Treatment for Eating Disorders
Effective treatment usually involves a team of healthcare professionals, including:
- GPs for medical oversight
- Dieticians or nutritionists for structured meal planning
- Psychologists for therapy such as CBT, DBT, or FBT (for adolescents)
- Psychiatrists if medication is needed for comorbid conditions
In severe cases, inpatient treatment may be recommended, particularly when BMI <15.
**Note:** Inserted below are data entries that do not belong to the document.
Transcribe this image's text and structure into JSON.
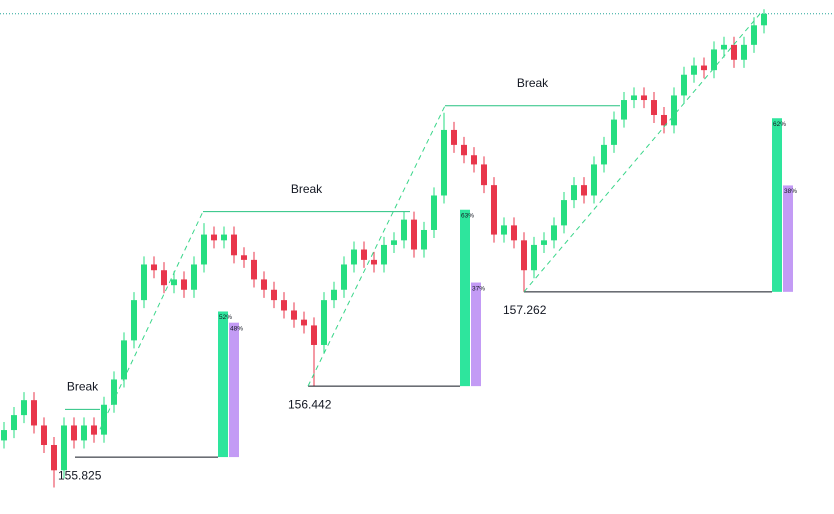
{
  "chart_data": {
    "type": "candlestick",
    "ylim": [
      155.33,
      159.8
    ],
    "up_color": "#26de81",
    "down_color": "#e8364b",
    "bull_color": "#2ee59d",
    "bear_color": "#c39bf5",
    "candles": {
      "open": [
        155.97,
        156.06,
        156.19,
        156.32,
        156.1,
        155.93,
        155.71,
        156.1,
        155.97,
        156.1,
        156.02,
        156.28,
        156.5,
        156.84,
        157.19,
        157.5,
        157.45,
        157.32,
        157.37,
        157.28,
        157.5,
        157.76,
        157.71,
        157.76,
        157.58,
        157.54,
        157.37,
        157.28,
        157.19,
        157.1,
        157.02,
        156.97,
        156.8,
        157.19,
        157.28,
        157.5,
        157.63,
        157.54,
        157.5,
        157.67,
        157.71,
        157.89,
        157.63,
        157.8,
        158.1,
        158.67,
        158.54,
        158.45,
        158.37,
        158.19,
        157.76,
        157.84,
        157.71,
        157.45,
        157.67,
        157.71,
        157.84,
        158.06,
        158.19,
        158.1,
        158.37,
        158.54,
        158.76,
        158.93,
        158.97,
        158.93,
        158.8,
        158.71,
        158.97,
        159.15,
        159.23,
        159.19,
        159.37,
        159.41,
        159.28,
        159.41,
        159.58
      ],
      "high": [
        156.13,
        156.26,
        156.39,
        156.39,
        156.17,
        156.0,
        156.17,
        156.17,
        156.17,
        156.17,
        156.35,
        156.57,
        156.91,
        157.26,
        157.57,
        157.57,
        157.52,
        157.44,
        157.44,
        157.57,
        157.86,
        157.83,
        157.83,
        157.83,
        157.65,
        157.61,
        157.44,
        157.35,
        157.26,
        157.17,
        157.09,
        157.04,
        157.26,
        157.35,
        157.57,
        157.7,
        157.7,
        157.61,
        157.74,
        157.78,
        157.96,
        157.96,
        157.87,
        158.17,
        158.82,
        158.74,
        158.61,
        158.52,
        158.44,
        158.26,
        157.91,
        157.91,
        157.78,
        157.74,
        157.78,
        157.91,
        158.13,
        158.26,
        158.26,
        158.44,
        158.61,
        158.83,
        159.0,
        159.04,
        159.04,
        159.0,
        158.87,
        159.04,
        159.22,
        159.3,
        159.3,
        159.44,
        159.48,
        159.48,
        159.48,
        159.65,
        159.72
      ],
      "low": [
        155.9,
        155.99,
        156.12,
        156.03,
        155.86,
        155.56,
        155.64,
        155.9,
        155.9,
        155.95,
        155.95,
        156.21,
        156.43,
        156.77,
        157.12,
        157.38,
        157.25,
        157.25,
        157.21,
        157.21,
        157.43,
        157.64,
        157.64,
        157.51,
        157.47,
        157.3,
        157.21,
        157.12,
        157.03,
        156.95,
        156.9,
        156.44,
        156.73,
        157.12,
        157.21,
        157.43,
        157.47,
        157.43,
        157.43,
        157.6,
        157.64,
        157.56,
        157.56,
        157.73,
        158.03,
        158.47,
        158.38,
        158.3,
        158.12,
        157.69,
        157.69,
        157.64,
        157.26,
        157.38,
        157.6,
        157.64,
        157.77,
        157.99,
        158.03,
        158.03,
        158.3,
        158.47,
        158.69,
        158.86,
        158.86,
        158.73,
        158.64,
        158.64,
        158.9,
        159.08,
        159.12,
        159.12,
        159.3,
        159.21,
        159.21,
        159.34,
        159.51
      ],
      "close": [
        156.06,
        156.19,
        156.32,
        156.1,
        155.93,
        155.71,
        156.1,
        155.97,
        156.1,
        156.02,
        156.28,
        156.5,
        156.84,
        157.19,
        157.5,
        157.45,
        157.32,
        157.37,
        157.28,
        157.5,
        157.76,
        157.71,
        157.76,
        157.58,
        157.54,
        157.37,
        157.28,
        157.19,
        157.1,
        157.02,
        156.97,
        156.8,
        157.19,
        157.28,
        157.5,
        157.63,
        157.54,
        157.5,
        157.67,
        157.71,
        157.89,
        157.63,
        157.8,
        158.1,
        158.67,
        158.54,
        158.45,
        158.37,
        158.19,
        157.76,
        157.84,
        157.71,
        157.45,
        157.67,
        157.71,
        157.84,
        158.06,
        158.19,
        158.1,
        158.37,
        158.54,
        158.76,
        158.93,
        158.97,
        158.93,
        158.8,
        158.71,
        158.97,
        159.15,
        159.23,
        159.19,
        159.37,
        159.41,
        159.28,
        159.41,
        159.58,
        159.68
      ]
    },
    "breaks": [
      {
        "label": "Break",
        "level": 156.24,
        "low": 155.825,
        "bull": 52,
        "bull_label": "52%",
        "bear": 48,
        "bear_label": "48%"
      },
      {
        "label": "Break",
        "level": 157.96,
        "low": 156.442,
        "bull": 63,
        "bull_label": "63%",
        "bear": 37,
        "bear_label": "37%"
      },
      {
        "label": "Break",
        "level": 158.88,
        "low": 157.262,
        "bull": 62,
        "bull_label": "62%",
        "bear": 38,
        "bear_label": "38%"
      }
    ]
  }
}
Psychological treatment focuses on:
- Restoring healthy eating patterns
- Addressing cognitive distortions and negative self-evaluation
- Exploring values, self-worth, and personal goals
- Developing coping strategies for stress and emotional regulation
Getting Help
If you or someone you know shows warning signs of an eating disorder:
- Speak to your GP to establish a multi-disciplinary care plan
- Download our Referral Factsheet to take to your GP
- Begin therapy with psychologists and dieticians experienced in eating disorder treatment
Early intervention increases the likelihood of a full and sustainable recovery.
FAQs
Q: What are the early signs of an eating disorder?
A: Preoccupation with food, extreme dieting, bingeing, purging, or excessive exercise are common warning signs.
Q: What is the difference between Anorexia, Bulimia, and Binge Eating Disorder?
A: Anorexia involves restriction, Bulimia involves bingeing and compensatory behaviours, and Binge Eating Disorder involves bingeing without purging.
Q: Can eating disorders be treated?
A: Yes. Multi-disciplinary approaches including therapy, nutritional support, and medical care are highly effective.
Q: How do I start treatment?
A: Speak to your GP for referrals and begin psychological and dietetic support.